The fires, unprecedented for Australia in terms of duration and intensity, have claimed 28 lives and killed an estimated billion animals.

Sustained hot weather and only very rare periods of light rain in the affected areas have deepened the crisis.

So authorities had been looking forward to this week's rain hoping it would help contain or even extinguish some fires.

In the state of New South Wales, where many of the worst fires have burnt, there were "good falls" on some blazes early Thursday, the local meteorology bureau reported.

In the southern city of Melbourne, thunderstorms late on Wednesday helped to clear bushfire smoke that had choked the city since the start of the week and disrupted the build-up to next week's Australian Open tennis tournament.

"Storms have improved air quality in most parts of the state," the Victorian Environment Protection Agency said

More rain was forecast until the weekend which, if it does occur, would be the most sustained period of wet weather since the crisis began in September last year.

"This will be all of our Christmas, birthday, engagement, anniversary, wedding and graduation presents rolled into one.
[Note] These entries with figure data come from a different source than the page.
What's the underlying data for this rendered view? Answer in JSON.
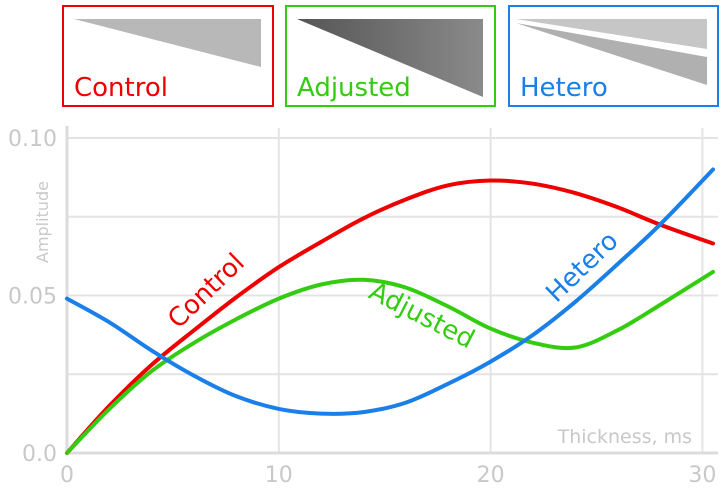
{
  "legend": [
    {
      "label": "Control",
      "color": "#ee0000",
      "icon": "control-wedge-icon"
    },
    {
      "label": "Adjusted",
      "color": "#33cc11",
      "icon": "adjusted-wedge-icon"
    },
    {
      "label": "Hetero",
      "color": "#1a7fe8",
      "icon": "hetero-wedges-icon"
    }
  ],
  "chart_data": {
    "type": "line",
    "xlabel": "Thickness, ms",
    "ylabel": "Amplitude",
    "xlim": [
      0,
      30.5
    ],
    "ylim": [
      0,
      0.1
    ],
    "xticks": [
      0,
      10,
      20,
      30
    ],
    "xtick_labels": [
      "0",
      "10",
      "20",
      "30"
    ],
    "yticks": [
      0,
      0.05,
      0.1
    ],
    "ytick_labels": [
      "0.0",
      "0.05",
      "0.10"
    ],
    "grid": true,
    "series": [
      {
        "name": "Control",
        "color": "#ee0000",
        "x": [
          0,
          2,
          4,
          6,
          8,
          10,
          12,
          14,
          16,
          18,
          20,
          22,
          24,
          26,
          28,
          30.5
        ],
        "y": [
          0,
          0.015,
          0.028,
          0.039,
          0.0495,
          0.059,
          0.067,
          0.0745,
          0.0805,
          0.085,
          0.0865,
          0.0855,
          0.0825,
          0.078,
          0.0725,
          0.0665
        ],
        "label_text": "Control"
      },
      {
        "name": "Adjusted",
        "color": "#33cc11",
        "x": [
          0,
          2,
          4,
          6,
          8,
          10,
          12,
          14,
          16,
          18,
          20,
          22,
          24,
          26,
          28,
          30.5
        ],
        "y": [
          0,
          0.014,
          0.026,
          0.035,
          0.0425,
          0.049,
          0.0535,
          0.055,
          0.0525,
          0.0465,
          0.0395,
          0.035,
          0.0335,
          0.039,
          0.047,
          0.0575
        ],
        "label_text": "Adjusted"
      },
      {
        "name": "Hetero",
        "color": "#1a7fe8",
        "x": [
          0,
          2,
          4,
          6,
          8,
          10,
          12,
          14,
          16,
          18,
          20,
          22,
          24,
          26,
          28,
          30.5
        ],
        "y": [
          0.049,
          0.0415,
          0.0325,
          0.0245,
          0.018,
          0.014,
          0.0125,
          0.013,
          0.016,
          0.022,
          0.029,
          0.0375,
          0.048,
          0.06,
          0.0725,
          0.09
        ],
        "label_text": "Hetero"
      }
    ]
  }
}
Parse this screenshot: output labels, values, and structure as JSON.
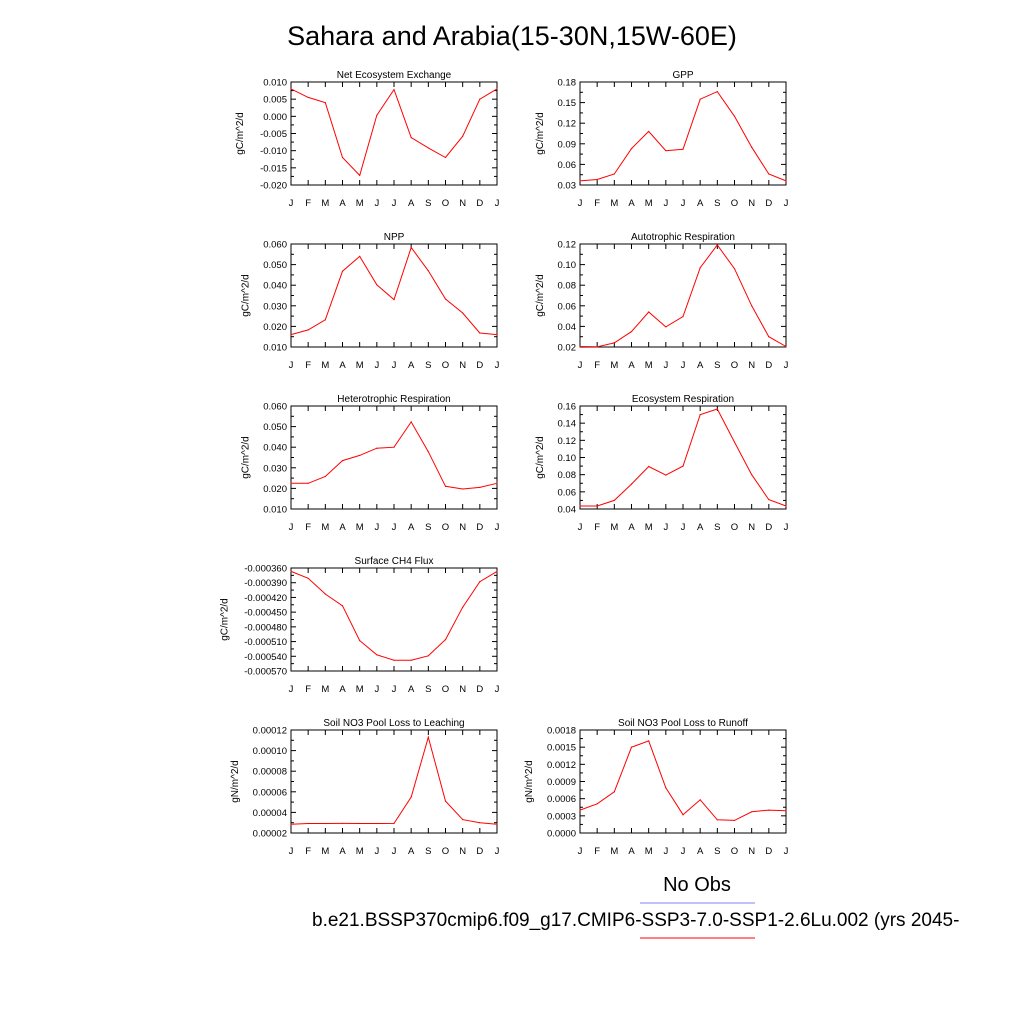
{
  "title": "Sahara and Arabia(15-30N,15W-60E)",
  "legend": {
    "obs_label": "No Obs",
    "obs_color": "#8080ff",
    "model_label": "b.e21.BSSP370cmip6.f09_g17.CMIP6-SSP3-7.0-SSP1-2.6Lu.002 (yrs 2045-",
    "model_color": "#ff0000"
  },
  "line_color": "#ff0000",
  "chart_data": [
    {
      "type": "line",
      "title": "Net Ecosystem Exchange",
      "ylabel": "gC/m^2/d",
      "x": [
        "J",
        "F",
        "M",
        "A",
        "M",
        "J",
        "J",
        "A",
        "S",
        "O",
        "N",
        "D",
        "J"
      ],
      "ylim": [
        -0.02,
        0.01
      ],
      "yticks": [
        "0.010",
        "0.005",
        "0.000",
        "-0.005",
        "-0.010",
        "-0.015",
        "-0.020"
      ],
      "series": [
        {
          "values": [
            0.008,
            0.0055,
            0.004,
            -0.012,
            -0.0172,
            0.0003,
            0.0078,
            -0.0062,
            -0.0092,
            -0.012,
            -0.0058,
            0.005,
            0.008
          ]
        }
      ]
    },
    {
      "type": "line",
      "title": "GPP",
      "ylabel": "gC/m^2/d",
      "x": [
        "J",
        "F",
        "M",
        "A",
        "M",
        "J",
        "J",
        "A",
        "S",
        "O",
        "N",
        "D",
        "J"
      ],
      "ylim": [
        0.03,
        0.18
      ],
      "yticks": [
        "0.18",
        "0.15",
        "0.12",
        "0.09",
        "0.06",
        "0.03"
      ],
      "series": [
        {
          "values": [
            0.036,
            0.038,
            0.046,
            0.083,
            0.108,
            0.08,
            0.082,
            0.155,
            0.166,
            0.13,
            0.085,
            0.046,
            0.036
          ]
        }
      ]
    },
    {
      "type": "line",
      "title": "NPP",
      "ylabel": "gC/m^2/d",
      "x": [
        "J",
        "F",
        "M",
        "A",
        "M",
        "J",
        "J",
        "A",
        "S",
        "O",
        "N",
        "D",
        "J"
      ],
      "ylim": [
        0.01,
        0.06
      ],
      "yticks": [
        "0.060",
        "0.050",
        "0.040",
        "0.030",
        "0.020",
        "0.010"
      ],
      "series": [
        {
          "values": [
            0.016,
            0.0183,
            0.0232,
            0.0468,
            0.054,
            0.0402,
            0.033,
            0.0583,
            0.047,
            0.0333,
            0.0265,
            0.0168,
            0.016
          ]
        }
      ]
    },
    {
      "type": "line",
      "title": "Autotrophic Respiration",
      "ylabel": "gC/m^2/d",
      "x": [
        "J",
        "F",
        "M",
        "A",
        "M",
        "J",
        "J",
        "A",
        "S",
        "O",
        "N",
        "D",
        "J"
      ],
      "ylim": [
        0.02,
        0.12
      ],
      "yticks": [
        "0.12",
        "0.10",
        "0.08",
        "0.06",
        "0.04",
        "0.02"
      ],
      "series": [
        {
          "values": [
            0.0205,
            0.0202,
            0.024,
            0.035,
            0.054,
            0.0395,
            0.0495,
            0.097,
            0.119,
            0.096,
            0.06,
            0.03,
            0.0205
          ]
        }
      ]
    },
    {
      "type": "line",
      "title": "Heterotrophic Respiration",
      "ylabel": "gC/m^2/d",
      "x": [
        "J",
        "F",
        "M",
        "A",
        "M",
        "J",
        "J",
        "A",
        "S",
        "O",
        "N",
        "D",
        "J"
      ],
      "ylim": [
        0.01,
        0.06
      ],
      "yticks": [
        "0.060",
        "0.050",
        "0.040",
        "0.030",
        "0.020",
        "0.010"
      ],
      "series": [
        {
          "values": [
            0.0225,
            0.0225,
            0.0258,
            0.0335,
            0.036,
            0.0395,
            0.04,
            0.0523,
            0.0378,
            0.021,
            0.0197,
            0.0205,
            0.0225
          ]
        }
      ]
    },
    {
      "type": "line",
      "title": "Ecosystem Respiration",
      "ylabel": "gC/m^2/d",
      "x": [
        "J",
        "F",
        "M",
        "A",
        "M",
        "J",
        "J",
        "A",
        "S",
        "O",
        "N",
        "D",
        "J"
      ],
      "ylim": [
        0.04,
        0.16
      ],
      "yticks": [
        "0.16",
        "0.14",
        "0.12",
        "0.10",
        "0.08",
        "0.06",
        "0.04"
      ],
      "series": [
        {
          "values": [
            0.0435,
            0.0435,
            0.05,
            0.069,
            0.0895,
            0.0795,
            0.09,
            0.15,
            0.1565,
            0.118,
            0.08,
            0.051,
            0.0435
          ]
        }
      ]
    },
    {
      "type": "line",
      "title": "Surface CH4 Flux",
      "ylabel": "gC/m^2/d",
      "x": [
        "J",
        "F",
        "M",
        "A",
        "M",
        "J",
        "J",
        "A",
        "S",
        "O",
        "N",
        "D",
        "J"
      ],
      "ylim": [
        -0.00057,
        -0.00036
      ],
      "yticks": [
        "-0.000360",
        "-0.000390",
        "-0.000420",
        "-0.000450",
        "-0.000480",
        "-0.000510",
        "-0.000540",
        "-0.000570"
      ],
      "series": [
        {
          "values": [
            -0.000367,
            -0.000381,
            -0.000413,
            -0.000437,
            -0.000508,
            -0.000537,
            -0.000548,
            -0.000548,
            -0.000539,
            -0.000506,
            -0.00044,
            -0.000388,
            -0.000367
          ]
        }
      ]
    },
    {
      "type": "line",
      "title": "Soil NO3 Pool Loss to Leaching",
      "ylabel": "gN/m^2/d",
      "x": [
        "J",
        "F",
        "M",
        "A",
        "M",
        "J",
        "J",
        "A",
        "S",
        "O",
        "N",
        "D",
        "J"
      ],
      "ylim": [
        2e-05,
        0.00012
      ],
      "yticks": [
        "0.00012",
        "0.00010",
        "0.00008",
        "0.00006",
        "0.00004",
        "0.00002"
      ],
      "series": [
        {
          "values": [
            2.85e-05,
            2.92e-05,
            2.92e-05,
            2.93e-05,
            2.92e-05,
            2.92e-05,
            2.93e-05,
            5.5e-05,
            0.000113,
            5.1e-05,
            3.3e-05,
            3e-05,
            2.85e-05
          ]
        }
      ]
    },
    {
      "type": "line",
      "title": "Soil NO3 Pool Loss to Runoff",
      "ylabel": "gN/m^2/d",
      "x": [
        "J",
        "F",
        "M",
        "A",
        "M",
        "J",
        "J",
        "A",
        "S",
        "O",
        "N",
        "D",
        "J"
      ],
      "ylim": [
        0.0,
        0.0018
      ],
      "yticks": [
        "0.0018",
        "0.0015",
        "0.0012",
        "0.0009",
        "0.0006",
        "0.0003",
        "0.0000"
      ],
      "series": [
        {
          "values": [
            0.0004,
            0.00051,
            0.00072,
            0.0015,
            0.00161,
            0.00079,
            0.00032,
            0.00058,
            0.00023,
            0.00022,
            0.00037,
            0.0004,
            0.00039
          ]
        }
      ]
    }
  ]
}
Fingers crossed," the New South Wales Rural Fire Service said early this week in reference to the forecast wet weather.

The fires have destroyed more than 2,000 homes and burnt 10 million hectares (25 million acres) of land -- an area larger than South Korea or Portugal.

In New South Wales alone, 30 blazes were still burning out of control on Thursday, according to the state's rural fire service.

Australia endures bushfires every year but they started much earlier than normal last year and have lasted far longer.

Forests and farming land were already extremely dry due to a prolonged drought, providing the foundations for the fire crisis when extreme hot weather hit well before the southern summer.

Australia experienced its driest and hottest year on record in 2019, with its highest average maximum temperature of 41.9°C recorded in mid-December.

Scientists say the bushfires are the type of extreme disasters the world can expect more of as global warming intensifies.

The past decade was the hottest on record globally, the United Nations said on Wednesday.

"What's happening is persistent, not a fluke due to some weather phenomenon," said Gavin Schmidt, director of Nasa's Goddard Institute for Space Studies, which provided one of the datasets for the UN report.

"We know that the long-term trends are being driven by the increasing levels of greenhouse gases in the atmosphere."